What happens AFTER the test is more important than what your kid scores ON the test

The alternate title for this article was "Why a B is better than an A". Even though the one chosen is longer and therefore statistically not as marketable, I figured it told the story better.

My daughter recently came home with an 86 on her science test (gasp!). She studied for it and at least from my point of view she seemed to make a legitimate effort at preparing. She was disappointed that her grade was not an A but there were no tears and she was confident that she would do better next time. I am satisfied and think she did well. Of course, I want her to strive for excellence but not to the point where it causes an ulcer.

Why is her 86% better than getting a 96% on the test? Blasphemy you say? Sure, higher grades are generally better but allow me to explain. There are two key lessons learned from a less than stellar performance on a test.

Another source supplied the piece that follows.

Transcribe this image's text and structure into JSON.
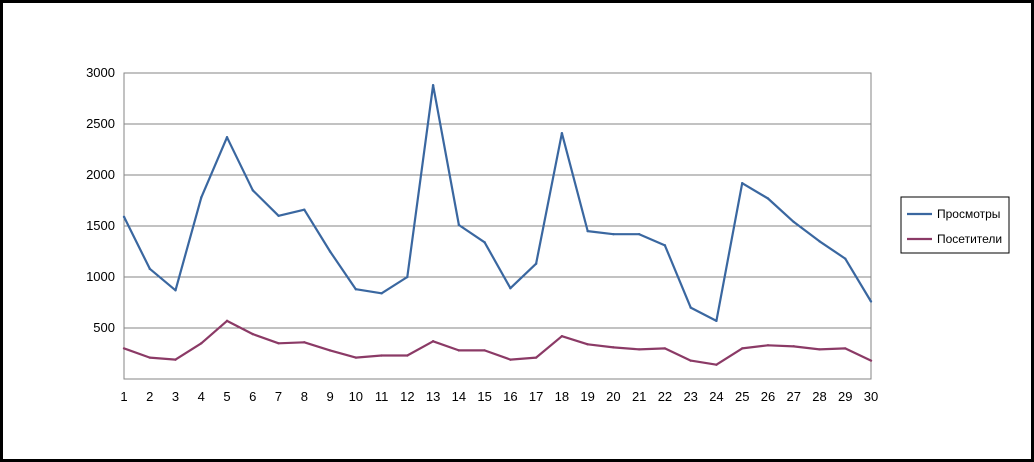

The first is that just because her teacher said, "OK, pencils down class." does not mean that the test is actually finished. Did your daughter talk to the teacher? What did she get wrong? Can she ask for extra credit? Did she explain to the teacher that she only needs a B+ to bring her GPA up to an A and this class is the only one where it is questionable. Did your daughter mention to her teacher that this particular class is her favorite? One thing that our kids need to learn is that you can negotiate almost anything. School policy shmolicy, we are all human and susceptible to all that comes with our humanity (like guilt, sympathy, vanity, compassion...). Even teachers! Let them learn early that they do not have to meekly accept all that life throws at them.

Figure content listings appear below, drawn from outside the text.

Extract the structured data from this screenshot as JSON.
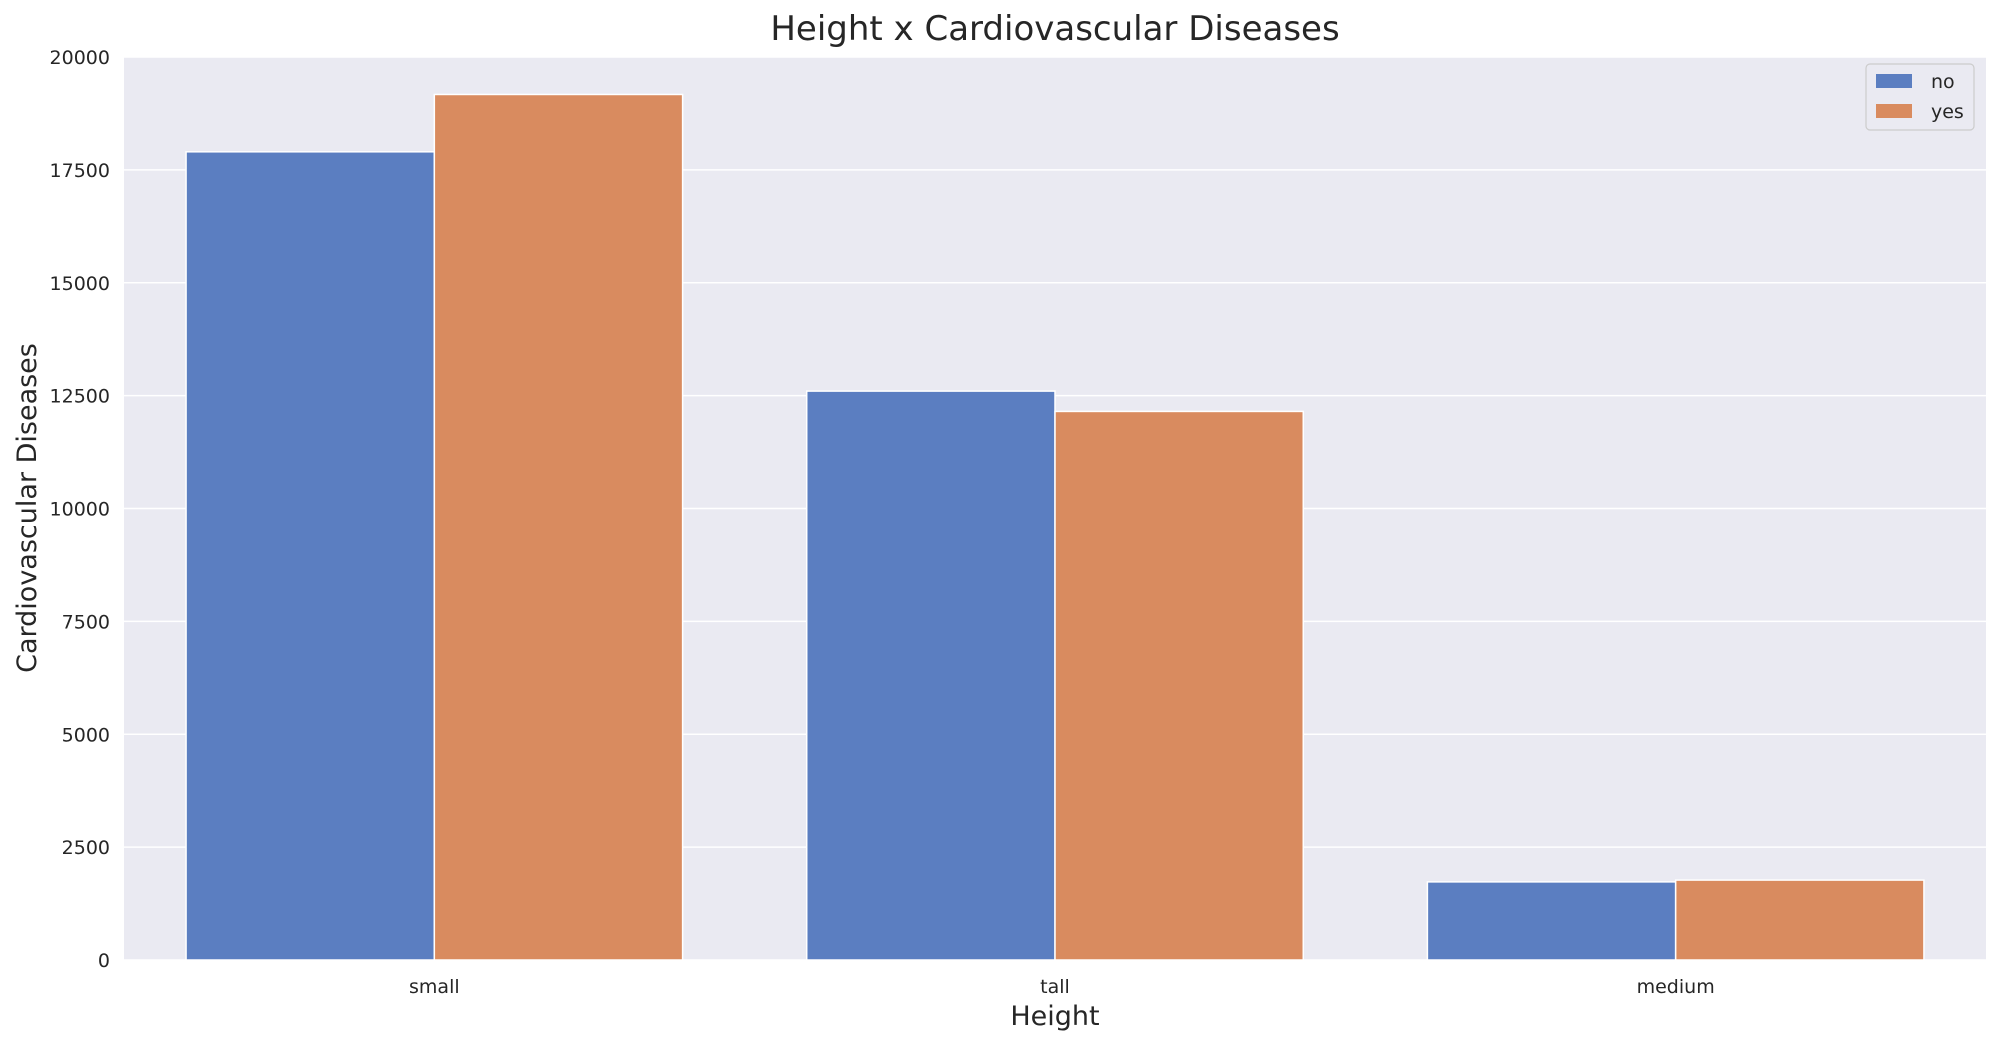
{
  "chart_data": {
    "type": "bar",
    "title": "Height x Cardiovascular Diseases",
    "xlabel": "Height",
    "ylabel": "Cardiovascular Diseases",
    "categories": [
      "small",
      "tall",
      "medium"
    ],
    "series": [
      {
        "name": "no",
        "color": "#5b7ec1",
        "values": [
          17900,
          12600,
          1730
        ]
      },
      {
        "name": "yes",
        "color": "#d98b5f",
        "values": [
          19170,
          12150,
          1770
        ]
      }
    ],
    "ylim": [
      0,
      20000
    ],
    "yticks": [
      0,
      2500,
      5000,
      7500,
      10000,
      12500,
      15000,
      17500,
      20000
    ],
    "grid": true,
    "legend_position": "top-right",
    "background_color": "#eaeaf2"
  }
}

The second point is a bit more serious. There seems to be a pandemic running amok through schools now (apart from COVID). This one is causing strong young men and women to avoid taking risks for fear of failure, increasing anxiety, and producing an unwillingness to make decisions without peer support or authoritative guidance. This article from Psychology Today, while from a few years ago, is an early indication of what we see today. Resilience is on decline. 


This ability to bounce back is a better trait to have than good study habits. In the world beyond academia, grades are rare and life is mostly pass or fail. When was the last time your boss handed you back a report you had written and said, "I'd give this about a 76%. It is passing but not by much." While there may be a few managers like this, most of work-life is either pass or fall. Did you get the sale or did you not get the sale? It doesn't matter that you prepared all week and did a great presentation hitting all the key points for the client. Did you get the sale or did you not get the sale?

The resiliency to bounce back and learn something from a bad grade is a trait much more valuable in the workplace than knowing all the answers. Because, many (most?) times in life, the right answer is not clear. Recovering and moving quickly towards another solution is critical for success in business. So embrace that 86% and teach your kids that it is OK to get a B (occasionally).